Google's 2 Step Dance With Author Photo's
When Google+ launched in the middle of 2011, the latest offering from Google was viewed as a golden child, and was dubbed as the soon to be challenger to the thrown that Facebook held firmly in its grasp. Along with the fan fare upon launch was a little feature that had SEO’s going crazy due to the potential new offering or tactic on the table and the way that it could change the game. Content marketing was a fairly new term, and guest posting was firing up as being the newest and greatest tactic, and this new feature, called Author Markup, was set to change the game. Everyone went crazy at the fact that they could now align all the content that they were producing under one author and therefore reap the benefits of this as they could tie it all back to one authoritative source, therefore adding a further strong ranking signal to Google.
It all started out focused on individual users, or authors. Along the way, in around early 2013 if we are not mistaken, Google introduced a new element to this markup. The subtle change allowed you to define if you were an individual author, or whether it was a brand that was producing the content. You could now markup content and attribute it to an author or a publisher. Enter businesses.
Now, three years later, we are attempting to find out the ramifications of having the Author Markup tweaked slightly as now the author’s photo would no longer show up. There has been much fanfare about how this isn’t cause to panic, and that you don’t need to change anything. The flurry of new posts regarding this change are all correct – don’t panic; this is just a small change and author rank is still alive and well. Simply put, you just won’t see your beautiful profile picture that you spent hours trying to get right. Don’t worry, I am sure you can use that selfie somewhere else.
Instead, all we think it has been, was a beautifully crafted game of chess by Google. Allow me to explain.
Google understood that to get their millions of users to use Google+, they needed buy in. Unfortunately, they didn’t have a draw card worthy of pulling users away completely from Facebook and thus needed to add something extra. They realized they had a massive opportunity to tie it into their biggest offering, namely search, and reap the rewards. Leveraging and intergrating products and services is Google’s game, and by playing to peoples ego’s, they managed to rope numerous individuals to add author markup to their sites, and therefore forced Google+ to be integrated into their website, all in the hope that they would reap the organic search benefits that supposedly came by having your photo drawing more attention within the search results. This worked, and soon after rolling this out, the next step was to add this funtionality for brands in their quest to lure more businesses onto Google+, and therefore further expand the legitimacy of their social platform.

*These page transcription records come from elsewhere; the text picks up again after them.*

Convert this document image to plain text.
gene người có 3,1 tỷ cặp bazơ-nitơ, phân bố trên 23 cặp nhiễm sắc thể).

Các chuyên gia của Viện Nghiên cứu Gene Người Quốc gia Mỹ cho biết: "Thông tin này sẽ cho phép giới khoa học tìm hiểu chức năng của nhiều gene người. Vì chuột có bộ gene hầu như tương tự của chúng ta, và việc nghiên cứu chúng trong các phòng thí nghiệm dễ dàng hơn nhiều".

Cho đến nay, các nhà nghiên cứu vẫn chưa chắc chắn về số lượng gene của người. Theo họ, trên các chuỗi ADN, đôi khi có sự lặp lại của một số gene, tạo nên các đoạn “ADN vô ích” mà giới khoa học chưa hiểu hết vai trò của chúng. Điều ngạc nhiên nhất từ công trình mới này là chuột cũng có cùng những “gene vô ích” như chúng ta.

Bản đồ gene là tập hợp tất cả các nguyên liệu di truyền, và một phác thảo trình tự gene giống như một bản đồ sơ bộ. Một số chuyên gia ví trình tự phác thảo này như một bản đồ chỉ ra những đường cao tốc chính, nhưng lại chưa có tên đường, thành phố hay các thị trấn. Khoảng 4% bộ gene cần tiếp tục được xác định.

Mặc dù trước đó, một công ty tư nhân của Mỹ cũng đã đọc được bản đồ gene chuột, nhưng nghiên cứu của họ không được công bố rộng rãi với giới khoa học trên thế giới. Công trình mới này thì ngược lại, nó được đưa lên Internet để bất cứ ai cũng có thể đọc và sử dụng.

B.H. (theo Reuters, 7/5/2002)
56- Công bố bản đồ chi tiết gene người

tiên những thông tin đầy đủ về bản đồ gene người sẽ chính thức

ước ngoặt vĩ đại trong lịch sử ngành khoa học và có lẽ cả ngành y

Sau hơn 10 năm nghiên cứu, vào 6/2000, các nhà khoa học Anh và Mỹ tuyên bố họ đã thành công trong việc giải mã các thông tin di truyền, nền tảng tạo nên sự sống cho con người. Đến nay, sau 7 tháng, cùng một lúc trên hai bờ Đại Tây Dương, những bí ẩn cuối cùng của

Author photos have been removed from all search results, but they are still alive and kicking for sites that are marked as publishers. Take a look at a brand search for “iMod Digital” below.
No longer are other websites and individuals getting the advantage of having an eye-catching photo within the search results. Instead that advantage is reserved for brands and businesses on Google+.
All we have to say is well played Google. In an effort to get more brands and businesses using Google+, after initially drawing in individuals, their little two step plan seems to be working. This was clearly a strategy that they had planned for some time and it is a good sign that Google is not giving up on their social platform just yet. Some competition to the behemoth that is Facebook is a good thing, as well as having something that offers something slightly different can never cause any harm.
The only question that I have for Google, “is what two step dance are we going to see next”?